Outgoing Dependencies: The heads for words in the NE can only be other words in the NE, except for the NE's last word. This ensures that there is only one outgoing dependency arc from the NE.
Incoming Dependencies: The heads for words preceding the NE in the sentence may not be words in the NE, except for the head word of the NE. This ensures that all dependency arcs going into the NE only go to the head word of the NE.

使い方

This feature can be used by specifying the -n option followed by an argument that tells which tag to treat as an NE tag.

eda -n 4 -v jp-0.1.0-utf8-vocab-small.dat -w jp-0.1.0-utf8-weight-small.dat < tagged.txt

入力形式

Kyteaからの出力

The input is the default output format used by KyTea. Each line contains a sentence with words separated by spaces (hankaku spaces). Each word has one or more tags, separated by forward slashes (/). The argument to the -n option tells which of these tags to use an NE tags. This value starts from one, so for the following example we would specify -n 3.

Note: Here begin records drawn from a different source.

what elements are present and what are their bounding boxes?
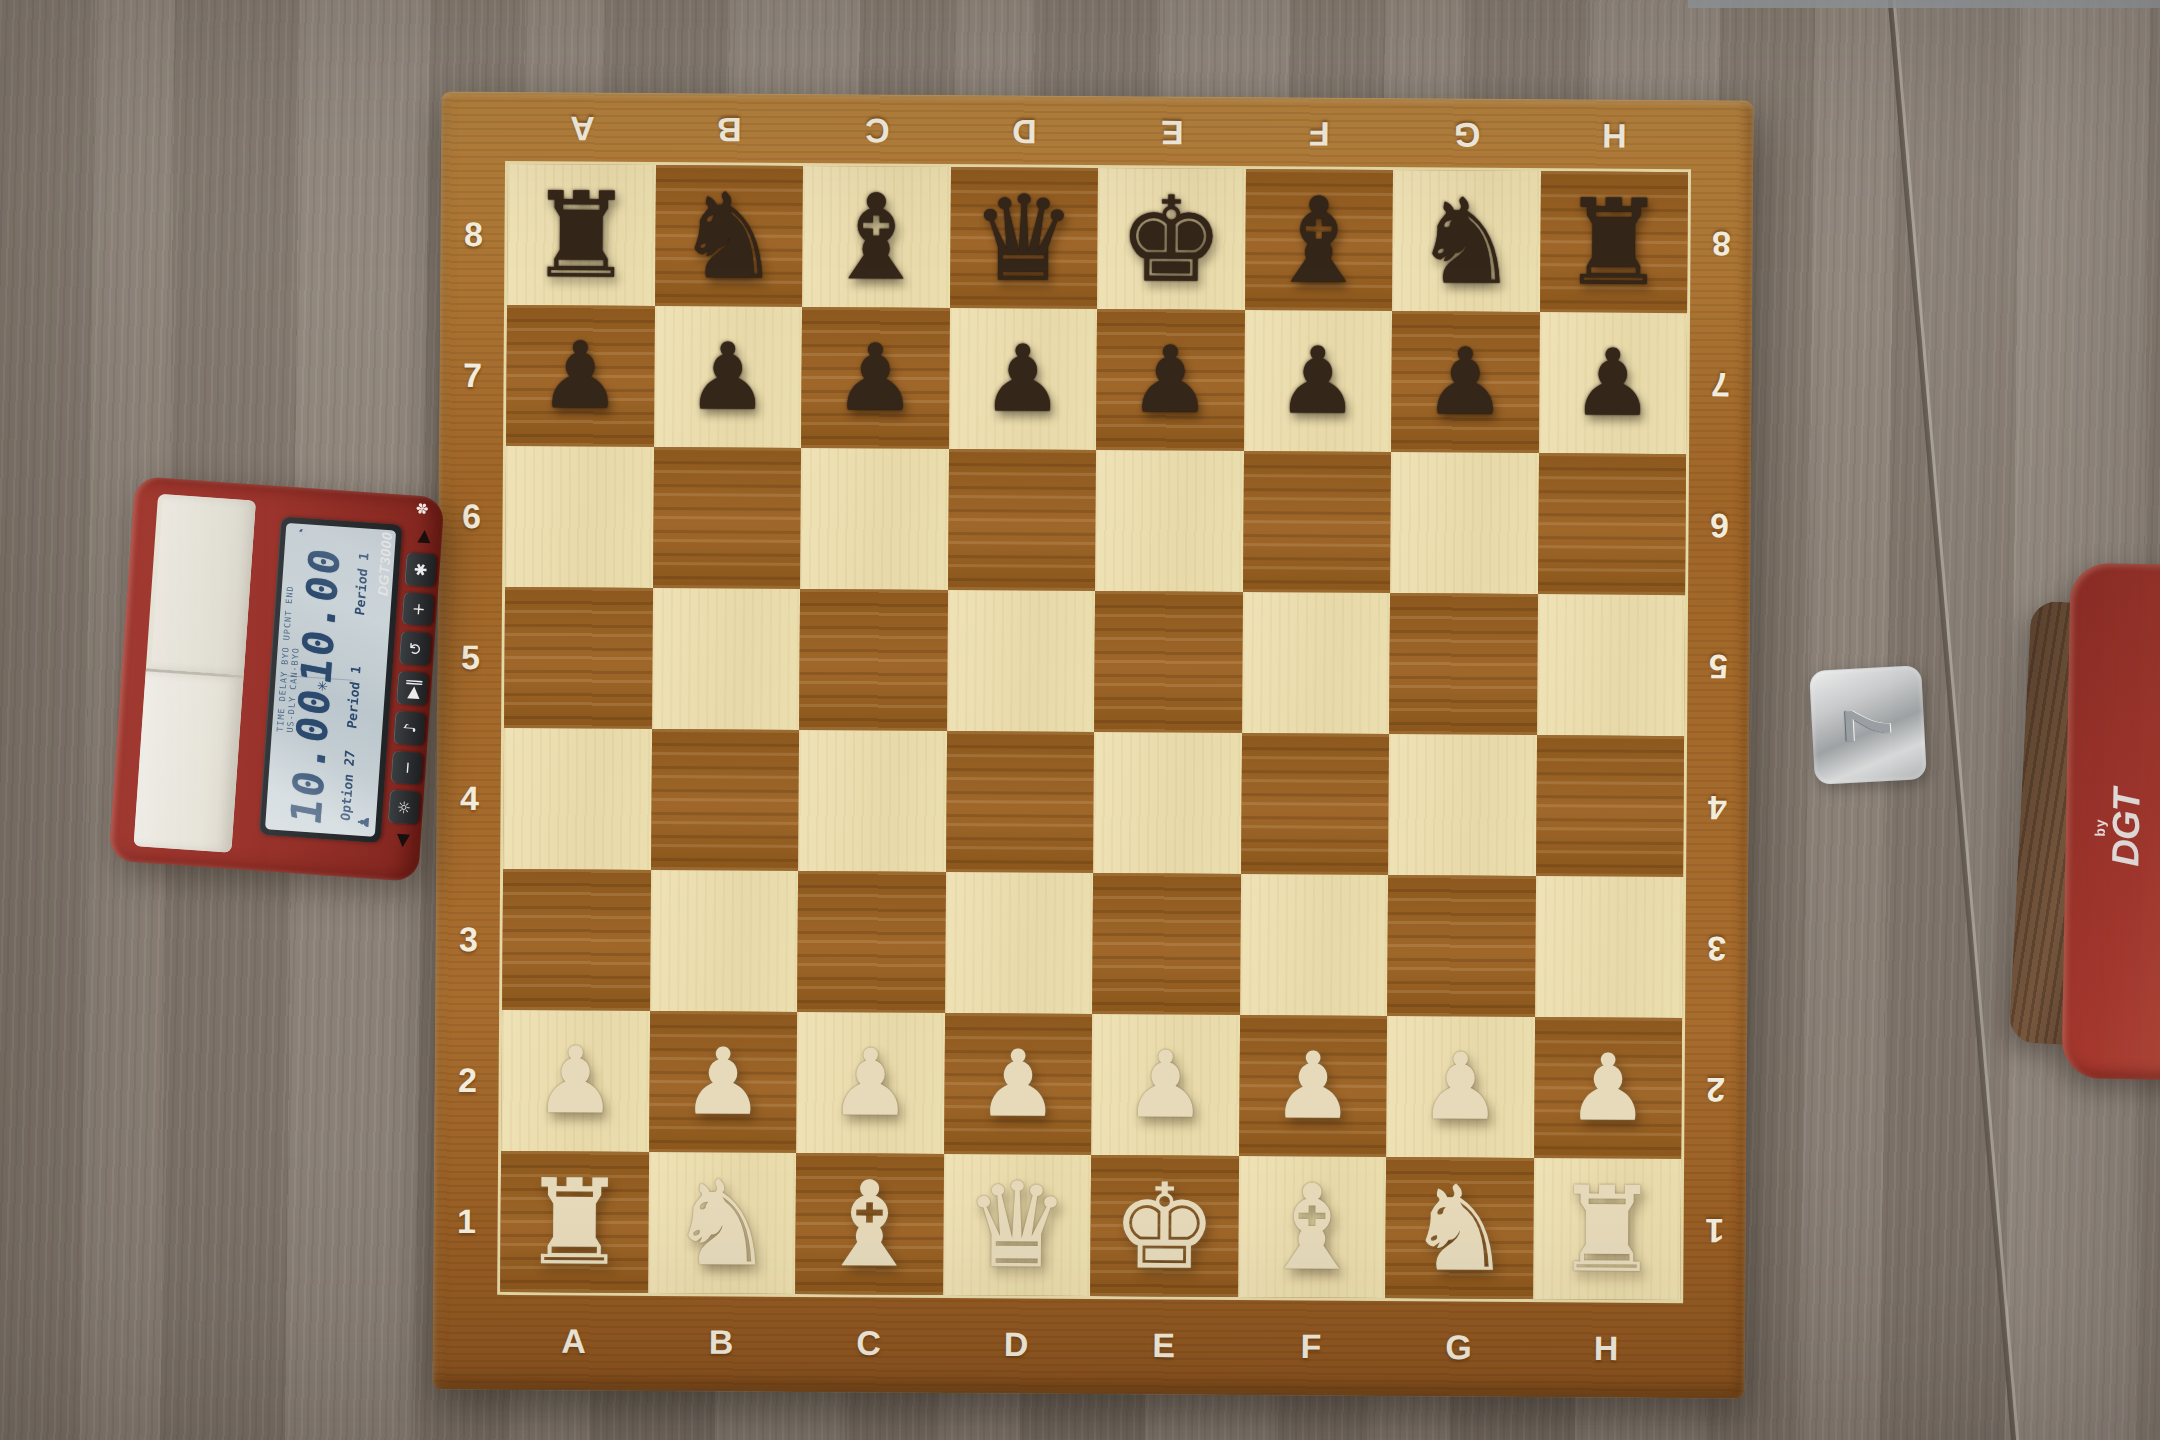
clock-rocker-lever[interactable] [134, 494, 256, 853]
file-label-bottom-a: A [561, 1322, 586, 1361]
square-b3[interactable] [650, 870, 798, 1012]
chess-clock: TIME DELAY BYO UPCNT END US-DLY CAN-BYO … [84, 524, 469, 834]
piece-black-king-e8[interactable]: ♚ [1097, 168, 1245, 310]
rank-label-right-6: 6 [1710, 505, 1729, 544]
backlight-button[interactable]: ☼ [388, 790, 420, 825]
dgt-logo: by DGT [2092, 788, 2145, 867]
piece-black-rook-h8[interactable]: ♜ [1540, 171, 1688, 313]
piece-white-queen-d1[interactable]: ♛ [943, 1154, 1091, 1296]
square-b8[interactable]: ♞ [655, 165, 803, 307]
file-label-bottom-b: B [709, 1323, 734, 1362]
piece-white-pawn-d2[interactable]: ♟ [944, 1013, 1092, 1155]
clock-left-period: Period 1 [344, 665, 363, 730]
square-g6[interactable] [1390, 452, 1538, 594]
file-label-top-h: H [1602, 116, 1627, 155]
clock-right-period: Period 1 [352, 551, 371, 616]
rank-label-right-7: 7 [1711, 364, 1730, 403]
square-a6[interactable] [505, 446, 653, 588]
square-d1[interactable]: ♛ [943, 1154, 1091, 1296]
square-a1[interactable]: ♜ [500, 1151, 648, 1293]
square-c7[interactable]: ♟ [801, 307, 949, 449]
square-b2[interactable]: ♟ [649, 1011, 797, 1153]
file-label-top-b: B [717, 110, 742, 149]
left-triangle-mark-icon: ◀ [386, 830, 417, 852]
reset-button[interactable]: ↺ [399, 631, 431, 666]
rank-label-left-1: 1 [457, 1202, 476, 1241]
clock-option-label: Option 27 [338, 749, 358, 822]
rank-label-left-8: 8 [464, 215, 483, 254]
square-h8[interactable]: ♜ [1540, 171, 1688, 313]
square-b6[interactable] [653, 447, 801, 589]
square-e8[interactable]: ♚ [1097, 168, 1245, 310]
chess-board: ♜♞♝♛♚♝♞♜♟♟♟♟♟♟♟♟♟♟♟♟♟♟♟♟♜♞♝♛♚♝♞♜ AABBCCD… [432, 91, 1753, 1398]
square-f6[interactable] [1243, 451, 1391, 593]
square-h3[interactable] [1535, 876, 1683, 1018]
square-b7[interactable]: ♟ [654, 306, 802, 448]
file-label-bottom-h: H [1594, 1329, 1619, 1368]
piece-white-pawn-g2[interactable]: ♟ [1386, 1016, 1534, 1158]
square-b4[interactable] [651, 729, 799, 871]
square-e2[interactable]: ♟ [1091, 1014, 1239, 1156]
piece-black-pawn-f7[interactable]: ♟ [1244, 310, 1392, 452]
rank-label-left-2: 2 [458, 1061, 477, 1100]
square-a5[interactable] [504, 587, 652, 729]
turn-pawn-icon: ♟ [354, 815, 373, 830]
square-c3[interactable] [797, 871, 945, 1013]
file-label-top-c: C [865, 111, 890, 150]
square-b1[interactable]: ♞ [648, 1152, 796, 1294]
square-a8[interactable]: ♜ [507, 164, 655, 306]
clock-right-sub: Period 1 [352, 551, 371, 616]
piece-black-pawn-h7[interactable]: ♟ [1539, 312, 1687, 454]
square-e4[interactable] [1093, 732, 1241, 874]
square-c2[interactable]: ♟ [796, 1012, 944, 1154]
piece-white-knight-g1[interactable]: ♞ [1385, 1157, 1533, 1299]
square-b5[interactable] [652, 588, 800, 730]
rank-label-right-5: 5 [1709, 646, 1728, 685]
square-c6[interactable] [800, 448, 948, 590]
piece-white-pawn-e2[interactable]: ♟ [1091, 1014, 1239, 1156]
number-plate-face: 7 [1809, 665, 1927, 785]
move-counter-icon: ◔ [294, 527, 310, 536]
square-d3[interactable] [945, 872, 1093, 1014]
piece-white-rook-a1[interactable]: ♜ [500, 1151, 648, 1293]
square-f1[interactable]: ♝ [1238, 1156, 1386, 1298]
piece-white-king-e1[interactable]: ♚ [1090, 1155, 1238, 1297]
rank-label-right-3: 3 [1707, 928, 1726, 967]
square-f7[interactable]: ♟ [1244, 310, 1392, 452]
dgt-piece-box: by DGT [1980, 565, 2160, 1080]
file-label-top-f: F [1309, 114, 1330, 153]
square-g8[interactable]: ♞ [1392, 170, 1540, 312]
play-pause-button[interactable]: ▶‖ [396, 671, 428, 706]
piece-black-pawn-d7[interactable]: ♟ [949, 308, 1097, 450]
square-a2[interactable]: ♟ [501, 1010, 649, 1152]
piece-white-knight-b1[interactable]: ♞ [648, 1152, 796, 1294]
piece-white-bishop-f1[interactable]: ♝ [1238, 1156, 1386, 1298]
piece-black-queen-d8[interactable]: ♛ [950, 167, 1098, 309]
square-h4[interactable] [1536, 735, 1684, 877]
lcd-divider [287, 676, 353, 682]
square-a7[interactable]: ♟ [506, 305, 654, 447]
rank-label-left-3: 3 [459, 920, 478, 959]
clock-rocker-left-half[interactable] [134, 671, 244, 852]
rank-label-right-1: 1 [1705, 1210, 1724, 1249]
board-grid: ♜♞♝♛♚♝♞♜♟♟♟♟♟♟♟♟♟♟♟♟♟♟♟♟♜♞♝♛♚♝♞♜ [500, 164, 1688, 1300]
piece-white-bishop-c1[interactable]: ♝ [795, 1153, 943, 1295]
clock-left-time: 10.00 [282, 683, 340, 829]
table-number-plate: 7 [1812, 668, 1924, 782]
clock-left-sub: Option 27 Period 1 [338, 665, 364, 822]
square-g1[interactable]: ♞ [1385, 1157, 1533, 1299]
file-label-bottom-d: D [1004, 1325, 1029, 1364]
square-f4[interactable] [1241, 733, 1389, 875]
piece-black-knight-g8[interactable]: ♞ [1392, 170, 1540, 312]
square-d5[interactable] [947, 590, 1095, 732]
file-label-bottom-c: C [856, 1324, 881, 1363]
piece-black-pawn-b7[interactable]: ♟ [654, 306, 802, 448]
square-h6[interactable] [1538, 453, 1686, 595]
square-g7[interactable]: ♟ [1391, 311, 1539, 453]
file-label-top-g: G [1454, 115, 1481, 154]
piece-black-knight-b8[interactable]: ♞ [655, 165, 803, 307]
square-a3[interactable] [502, 869, 650, 1011]
piece-white-pawn-c2[interactable]: ♟ [796, 1012, 944, 1154]
file-label-top-d: D [1012, 112, 1037, 151]
clock-mode-row-1: TIME DELAY BYO UPCNT END [275, 585, 295, 732]
piece-black-pawn-c7[interactable]: ♟ [801, 307, 949, 449]
square-h2[interactable]: ♟ [1534, 1017, 1682, 1159]
square-d2[interactable]: ♟ [944, 1013, 1092, 1155]
piece-black-pawn-e7[interactable]: ♟ [1096, 309, 1244, 451]
rank-label-right-4: 4 [1708, 787, 1727, 826]
file-label-bottom-g: G [1445, 1328, 1472, 1367]
clock-mode-row-2: US-DLY CAN-BYO [285, 586, 305, 733]
square-c4[interactable] [798, 730, 946, 872]
right-triangle-mark-icon: ▶ [407, 525, 438, 547]
square-c8[interactable]: ♝ [802, 166, 950, 308]
square-d6[interactable] [948, 449, 1096, 591]
table-number: 7 [1830, 705, 1906, 744]
rank-label-right-2: 2 [1706, 1069, 1725, 1108]
board-coordinates: AABBCCDDEEFFGGHH8877665544332211 [442, 91, 1754, 100]
square-a4[interactable] [503, 728, 651, 870]
settings-button[interactable]: ✱ [404, 552, 436, 587]
square-d7[interactable]: ♟ [949, 308, 1097, 450]
piece-box-red-lid: by DGT [2062, 563, 2160, 1082]
dgt-logo-text: DGT [2106, 789, 2145, 868]
rank-label-left-7: 7 [463, 356, 482, 395]
square-e6[interactable] [1095, 450, 1243, 592]
clock-mode-indicators: TIME DELAY BYO UPCNT END US-DLY CAN-BYO [275, 585, 305, 733]
plus-button[interactable]: + [402, 592, 434, 627]
piece-black-rook-a8[interactable]: ♜ [507, 164, 655, 306]
file-label-bottom-f: F [1301, 1327, 1322, 1366]
star-icon: ✳ [314, 680, 330, 692]
minus-button[interactable]: − [391, 750, 423, 785]
square-g5[interactable] [1389, 593, 1537, 735]
piece-white-rook-h1[interactable]: ♜ [1533, 1158, 1681, 1300]
square-g3[interactable] [1387, 875, 1535, 1017]
clock-rocker-right-half[interactable] [151, 494, 256, 675]
file-label-top-e: E [1161, 113, 1184, 152]
piece-white-pawn-f2[interactable]: ♟ [1239, 1015, 1387, 1157]
square-g2[interactable]: ♟ [1386, 1016, 1534, 1158]
file-label-top-a: A [570, 109, 595, 148]
square-h7[interactable]: ♟ [1539, 312, 1687, 454]
piece-white-pawn-a2[interactable]: ♟ [501, 1010, 649, 1152]
piece-white-pawn-h2[interactable]: ♟ [1534, 1017, 1682, 1159]
flower-mark-icon: ✽ [413, 502, 432, 516]
chess-clock-body: TIME DELAY BYO UPCNT END US-DLY CAN-BYO … [108, 476, 444, 882]
square-h5[interactable] [1537, 594, 1685, 736]
square-g4[interactable] [1388, 734, 1536, 876]
piece-white-pawn-b2[interactable]: ♟ [649, 1011, 797, 1153]
square-e7[interactable]: ♟ [1096, 309, 1244, 451]
square-e5[interactable] [1094, 591, 1242, 733]
square-c5[interactable] [799, 589, 947, 731]
square-f5[interactable] [1242, 592, 1390, 734]
square-h1[interactable]: ♜ [1533, 1158, 1681, 1300]
square-f8[interactable]: ♝ [1245, 169, 1393, 311]
square-d8[interactable]: ♛ [950, 167, 1098, 309]
piece-black-pawn-g7[interactable]: ♟ [1391, 311, 1539, 453]
piece-black-bishop-c8[interactable]: ♝ [802, 166, 950, 308]
rank-label-right-8: 8 [1712, 223, 1731, 262]
square-d4[interactable] [946, 731, 1094, 873]
piece-black-pawn-a7[interactable]: ♟ [506, 305, 654, 447]
clock-right-time: 10.00 [292, 543, 350, 689]
square-f3[interactable] [1240, 874, 1388, 1016]
square-c1[interactable]: ♝ [795, 1153, 943, 1295]
file-label-bottom-e: E [1152, 1326, 1175, 1365]
square-e3[interactable] [1092, 873, 1240, 1015]
table-edge-strip [1688, 0, 2160, 8]
square-f2[interactable]: ♟ [1239, 1015, 1387, 1157]
sound-button[interactable]: ♪ [393, 711, 425, 746]
piece-black-bishop-f8[interactable]: ♝ [1245, 169, 1393, 311]
square-e1[interactable]: ♚ [1090, 1155, 1238, 1297]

打ち粉/名詞/F-B を/助詞/O し/動詞C-B 生地/名詞/F-B を/助詞/O 厚/形容詞/Q-B さ/接尾辞/Q-I ５/名詞/Q-I ｍｍ/名詞/Q-I に/助詞/O のば/動詞C-B し/語尾/O 型抜き/名詞C-B する/動詞/O 。/補助記号/O

ツリー形式

Alternatively, you can use an extended version of EDA's tree format by specifying the -f tree option. The format is the same as the normal tree format, except that a sixth field for NE tags is allowed, so you must specify -n 6. An example of input in this format is shown below.

ID=1
001 002 ボウル　　名詞　　　0 T-B
002 005 に　　　　助詞　　　0 O
003 004 卵　　　　名詞　　　0 F-B
004 005 を　　　　助詞　　　0 O
005 006 ときほぐ　動詞　　　0 Ac-B
006 007 し　　　　動詞　　　0 O
007 013 、　　　　補助記号　0 O
008 009 牛乳　　　名詞　　　0 F-B
009 011 ・　　　　補助記号　0 O
010 011 サラダ　　名詞　　　0 F-B
011 012 油　　　　接尾辞　　0 F-I
012 013 と　　　　助詞　　　0 O
013 014 混ぜ　　　動詞　　　0 Ac-B
014  -1 る　　　　語尾　　　0 O

固有表現タグ形式

Since NE tags vary by application, EDA uses a relaxed version of the IOB format for maximum flexibility. Only the information about the boundaries of NEs, not information about the specific tag type, is used. Any tag ending with B, I, or O is legal. The last character of the tag is checked, and tags are simply passed through to the output after parsing is completed.

A B tag indicates that the word begins an NE, while an I tag indicates that the word is inside an NE. Tags ending with O indicate words that are outside of an NE. Nesting is not allowed, so two consecutive B tags are interpreted as a single-word NE followed by another NE.